The practice also awakens some dormant demons. We've all witnessed them, heard of them or felt them tossing and turning as they rouse out of their slumber.

As luck would have it, I made a friend here who has been coming to Mysore for years, he actually practiced with Guruji. He's almost 50 years old but looks (and acts) like he's not a day past 13. So, not only has he been something of a restaurant and tour guide for us newbies, but he often drops these groundbreaking wisdom bombs that are pretty earth-shattering. He's really private and would definitely kick my butt if I revealed his name.

So, he's clear on one thing. The teachers he respects are humble. They're the ones who are not out there seeking the spotlight, waiting to pose for the yoga paparazzi, the stars of their own celebrity fantasy. The ones who, like Guruji, are dedicated to transferring their knowledge to a little family of students that they care deeply about. Because parampara goes both ways. They're low profile. Ego-free.

When he says stuff like this, I imagine Saraswathi or Guruji or Sharath opening Facebook accounts and posing for selfies and new profile shots and it makes me giggle internally. I am so glad they are not into that kind of stuff. I am so glad that Saraswathi is a 72-year old grandma who is clearly not into this for the glory. And that you can see that just by looking at her face. Into her radiant, multicolored eyes. She really wants everyone to get the pose, whatever pose they're stuck on.

I'm also glad that my teacher back home sometimes wears really old yoga pants that have holes in them. And I'm so glad that, from what I've seen, Ashtanga yoga generally attracts simple people, who are not into trendy yoga mats and flashy yoga clothes. Not that there's anything wrong with that, but I just don't think that's what this is about, not for me anyway.

So, my friend, I've asked him countless times to sit down for an interview to share everything he knows with the world but he's too humble and private for that, he says there are tons of people who know more than he does and believes that every bit of knowledge will come to us if we just keep practicing. I kind of agree. Maybe words and blogs and magazines are pointless too in the end. In the face of this practice, that strips you of everything unnecessary, down to the very bone marrow and our pumping hearts.

Anyway, he shared a beautiful story the other day, something he heard straight out of Guruji's mouth. One day Guruji said something like this:

"Three men are shipwrecked." (Ok, picture it all in Guruji's accent, and actually my friend couldn't remember if it was a sinking boat or some other catastrophe. Let's go with the boat.) "One man is Muslim and he prays to Allah and Allah saves his life. One man is Christian and he prays to God and God comes and saves him. And the other guy is Hindu, so he prays to a thousand different Gods. And the Gods start to quarrel with each other about their plan of action. The boat sinks and the man dies."

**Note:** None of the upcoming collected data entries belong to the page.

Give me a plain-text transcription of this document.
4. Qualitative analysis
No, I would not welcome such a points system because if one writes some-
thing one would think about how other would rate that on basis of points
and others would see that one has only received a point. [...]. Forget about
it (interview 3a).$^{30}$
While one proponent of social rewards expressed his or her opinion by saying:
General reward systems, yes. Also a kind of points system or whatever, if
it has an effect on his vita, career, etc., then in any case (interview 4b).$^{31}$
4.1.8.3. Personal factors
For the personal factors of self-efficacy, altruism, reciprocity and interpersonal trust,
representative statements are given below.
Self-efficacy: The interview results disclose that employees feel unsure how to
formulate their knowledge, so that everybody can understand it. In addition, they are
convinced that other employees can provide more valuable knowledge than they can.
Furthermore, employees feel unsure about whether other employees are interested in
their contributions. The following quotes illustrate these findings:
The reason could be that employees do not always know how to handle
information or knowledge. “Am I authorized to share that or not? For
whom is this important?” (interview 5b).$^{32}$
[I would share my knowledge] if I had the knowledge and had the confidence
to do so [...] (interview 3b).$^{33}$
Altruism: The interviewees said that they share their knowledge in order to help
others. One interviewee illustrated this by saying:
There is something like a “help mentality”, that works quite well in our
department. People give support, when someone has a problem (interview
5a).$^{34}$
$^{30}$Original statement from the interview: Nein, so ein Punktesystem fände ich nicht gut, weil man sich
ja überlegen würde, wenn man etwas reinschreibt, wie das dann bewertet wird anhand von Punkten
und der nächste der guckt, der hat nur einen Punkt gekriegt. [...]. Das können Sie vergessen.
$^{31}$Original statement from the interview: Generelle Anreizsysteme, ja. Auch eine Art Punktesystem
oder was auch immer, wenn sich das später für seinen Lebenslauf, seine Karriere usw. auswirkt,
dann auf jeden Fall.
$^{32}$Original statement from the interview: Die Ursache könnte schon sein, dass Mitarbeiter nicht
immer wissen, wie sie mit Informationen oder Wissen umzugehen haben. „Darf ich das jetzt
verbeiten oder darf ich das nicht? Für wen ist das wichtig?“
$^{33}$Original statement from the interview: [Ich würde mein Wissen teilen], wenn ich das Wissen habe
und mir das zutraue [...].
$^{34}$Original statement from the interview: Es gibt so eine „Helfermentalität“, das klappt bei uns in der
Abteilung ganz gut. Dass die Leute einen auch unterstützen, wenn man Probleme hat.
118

Apparently, Guruji used this story as an example of what'll happen to people who have multiple teachers. He said we should stick to one guru. Otherwise we'll get all confused and end up a (ship) wreck.

I think I have two now, my teacher back home and Saraswathi, but I'm pretty sure they wouldn't quarrel if my boat were to sink.

And the other day I had the overwhelming feeling that it simply wouldn't make sense for me to practice anywhere else right now. I want to stay in Mysore and learn everything that Saraswathi can possibly teach me.

So I decided that I'm not going back...yet.

I feel like I've found everything that I was ever looking for here, and I looked pretty much everywhere. Under the sea, in deserted islands, all around the world. And this kind of explains why I didn't want to leave India when I visited the first time. I wasn't done with this place. India wasn't done with me. But does anyone ever want to leave India? I guess so.

And now I found her, Saraswathi. And a place where everything revolves around the practice. So, there's no time to lose. I was starving for this, and one day I hope that I'll be humble enough and ready to share what I've learned.



In the meantime, practice, practice.